BrainBench

BrainBench is Kimetsu's own reader-free capability benchmark: it drives the real binary across difficulty tiers and scores dedup, forgetting, importance, and calibration…

BrainBench is Kimetsu's own reader-free capability benchmark: it drives the real binary across difficulty tiers and scores dedup, forgetting, importance, and calibration with no LLM in the loop.

The other pages measure parts of the brain. BrainBench measures the brain as a whole: a tiered benchmark that drives the real Kimetsu binary against authored fixtures, with a fresh brain per scenario and no LLM reader in the loop. The score reflects what the brain does, not what a frontier model can reason around it.

A full run of the four live dimensions over 142 scenarios scores an Overall Brain Quality Index of 80.0%. By capability:

capability	what it tests	result
retrieval correctness	recall / MRR / stale-suppression / contradiction resolution	strong (see Retrieval & correctness, 232 cases)
dedup	detects near-duplicates without flagging distinct memories	77% (98 decisions)
forgetting	forgets noise while keeping signal, scored after a real forget pass	88%
importance	a salient, proven memory outranks equally relevant peers	76%
calibration	confidence tracks proven usefulness	82% (newly instrumented)

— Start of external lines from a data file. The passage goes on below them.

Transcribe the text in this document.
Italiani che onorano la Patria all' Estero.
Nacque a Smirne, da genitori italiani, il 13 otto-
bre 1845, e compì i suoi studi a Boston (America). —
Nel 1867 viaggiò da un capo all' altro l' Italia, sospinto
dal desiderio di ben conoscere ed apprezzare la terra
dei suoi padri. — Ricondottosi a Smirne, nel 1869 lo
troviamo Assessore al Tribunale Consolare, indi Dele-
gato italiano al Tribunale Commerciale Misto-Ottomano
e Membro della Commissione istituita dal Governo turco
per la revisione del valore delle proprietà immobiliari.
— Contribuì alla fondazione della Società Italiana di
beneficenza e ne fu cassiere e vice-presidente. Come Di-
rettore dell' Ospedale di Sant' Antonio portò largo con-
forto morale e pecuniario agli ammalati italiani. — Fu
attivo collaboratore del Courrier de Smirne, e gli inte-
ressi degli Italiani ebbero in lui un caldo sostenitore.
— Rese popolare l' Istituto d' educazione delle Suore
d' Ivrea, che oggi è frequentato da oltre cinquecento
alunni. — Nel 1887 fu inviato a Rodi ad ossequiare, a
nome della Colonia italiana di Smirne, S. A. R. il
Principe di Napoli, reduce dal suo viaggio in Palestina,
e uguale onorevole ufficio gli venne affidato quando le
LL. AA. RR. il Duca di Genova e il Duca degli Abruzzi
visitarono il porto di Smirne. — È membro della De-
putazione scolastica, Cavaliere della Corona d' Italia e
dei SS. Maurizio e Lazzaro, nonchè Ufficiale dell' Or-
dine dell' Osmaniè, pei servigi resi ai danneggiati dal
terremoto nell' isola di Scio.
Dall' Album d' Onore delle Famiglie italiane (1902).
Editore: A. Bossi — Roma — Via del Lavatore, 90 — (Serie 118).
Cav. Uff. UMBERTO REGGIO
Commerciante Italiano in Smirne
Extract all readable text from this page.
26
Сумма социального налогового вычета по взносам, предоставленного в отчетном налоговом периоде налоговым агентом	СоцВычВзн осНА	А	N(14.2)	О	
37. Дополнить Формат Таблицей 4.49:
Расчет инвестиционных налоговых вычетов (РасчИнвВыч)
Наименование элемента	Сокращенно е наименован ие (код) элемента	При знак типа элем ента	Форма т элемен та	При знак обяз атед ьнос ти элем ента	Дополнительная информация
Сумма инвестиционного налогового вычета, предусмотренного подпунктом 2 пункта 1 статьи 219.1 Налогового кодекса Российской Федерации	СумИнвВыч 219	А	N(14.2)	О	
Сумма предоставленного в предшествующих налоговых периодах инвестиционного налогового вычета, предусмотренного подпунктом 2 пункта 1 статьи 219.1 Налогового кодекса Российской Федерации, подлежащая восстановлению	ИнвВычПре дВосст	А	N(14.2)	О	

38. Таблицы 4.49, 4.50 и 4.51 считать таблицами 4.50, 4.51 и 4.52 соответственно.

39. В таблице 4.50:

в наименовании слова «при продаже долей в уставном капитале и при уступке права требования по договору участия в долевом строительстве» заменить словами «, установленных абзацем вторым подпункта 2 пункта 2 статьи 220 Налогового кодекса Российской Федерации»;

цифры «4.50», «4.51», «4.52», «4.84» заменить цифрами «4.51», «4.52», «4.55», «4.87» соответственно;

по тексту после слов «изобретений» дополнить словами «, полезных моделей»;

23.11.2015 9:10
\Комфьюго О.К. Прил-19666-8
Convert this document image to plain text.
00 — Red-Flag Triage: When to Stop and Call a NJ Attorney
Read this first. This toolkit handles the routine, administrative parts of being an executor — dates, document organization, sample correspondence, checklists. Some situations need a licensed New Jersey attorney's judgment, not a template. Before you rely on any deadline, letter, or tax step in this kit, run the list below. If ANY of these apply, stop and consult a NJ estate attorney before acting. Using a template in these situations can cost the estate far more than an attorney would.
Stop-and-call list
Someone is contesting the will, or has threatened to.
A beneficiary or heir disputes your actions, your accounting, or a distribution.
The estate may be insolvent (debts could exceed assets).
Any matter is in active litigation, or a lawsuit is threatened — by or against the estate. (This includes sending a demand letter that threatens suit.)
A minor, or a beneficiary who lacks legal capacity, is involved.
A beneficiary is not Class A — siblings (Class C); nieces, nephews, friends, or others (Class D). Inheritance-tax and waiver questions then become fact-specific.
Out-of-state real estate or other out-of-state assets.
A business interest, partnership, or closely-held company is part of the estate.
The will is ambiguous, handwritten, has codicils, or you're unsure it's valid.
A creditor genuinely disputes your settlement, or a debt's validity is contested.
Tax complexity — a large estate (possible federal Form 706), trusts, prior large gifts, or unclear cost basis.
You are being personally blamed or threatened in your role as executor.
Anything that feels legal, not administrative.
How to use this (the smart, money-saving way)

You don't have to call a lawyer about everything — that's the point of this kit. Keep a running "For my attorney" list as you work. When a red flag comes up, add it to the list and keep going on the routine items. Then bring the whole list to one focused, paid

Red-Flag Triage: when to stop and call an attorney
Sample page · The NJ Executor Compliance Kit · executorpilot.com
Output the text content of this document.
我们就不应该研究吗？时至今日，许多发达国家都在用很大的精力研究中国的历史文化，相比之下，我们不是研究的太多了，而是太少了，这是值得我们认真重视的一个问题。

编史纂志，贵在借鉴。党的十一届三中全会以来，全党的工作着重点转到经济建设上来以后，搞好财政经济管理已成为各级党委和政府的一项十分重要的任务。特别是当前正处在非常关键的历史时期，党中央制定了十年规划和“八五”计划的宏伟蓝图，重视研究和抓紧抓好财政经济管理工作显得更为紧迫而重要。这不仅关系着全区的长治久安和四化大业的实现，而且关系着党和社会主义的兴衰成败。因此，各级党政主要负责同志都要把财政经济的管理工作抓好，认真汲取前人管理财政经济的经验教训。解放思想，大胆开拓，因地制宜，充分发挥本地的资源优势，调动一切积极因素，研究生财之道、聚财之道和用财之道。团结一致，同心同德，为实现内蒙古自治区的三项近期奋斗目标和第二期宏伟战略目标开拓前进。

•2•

Two things keep it honest:

It discriminates. Easy tiers pass, hard tiers break. Dedup, importance, and forgetting all show a clean gradient from easy to complex; a benchmark that returns ~100% measures nothing.
It exists to surface weaknesses. The forgetting score caught that pruning by usefulness alone can drop a rarely cited but still useful memory. Calibration is the thinnest track and the next investment. We publish these before claiming them solved.

Run it with kbench brainbench. The relationship to the public benchmarks: LongMemEval is comparable, BrainBench is deeper. It scores the write path and lifecycle behaviour a reader-driven benchmark hides.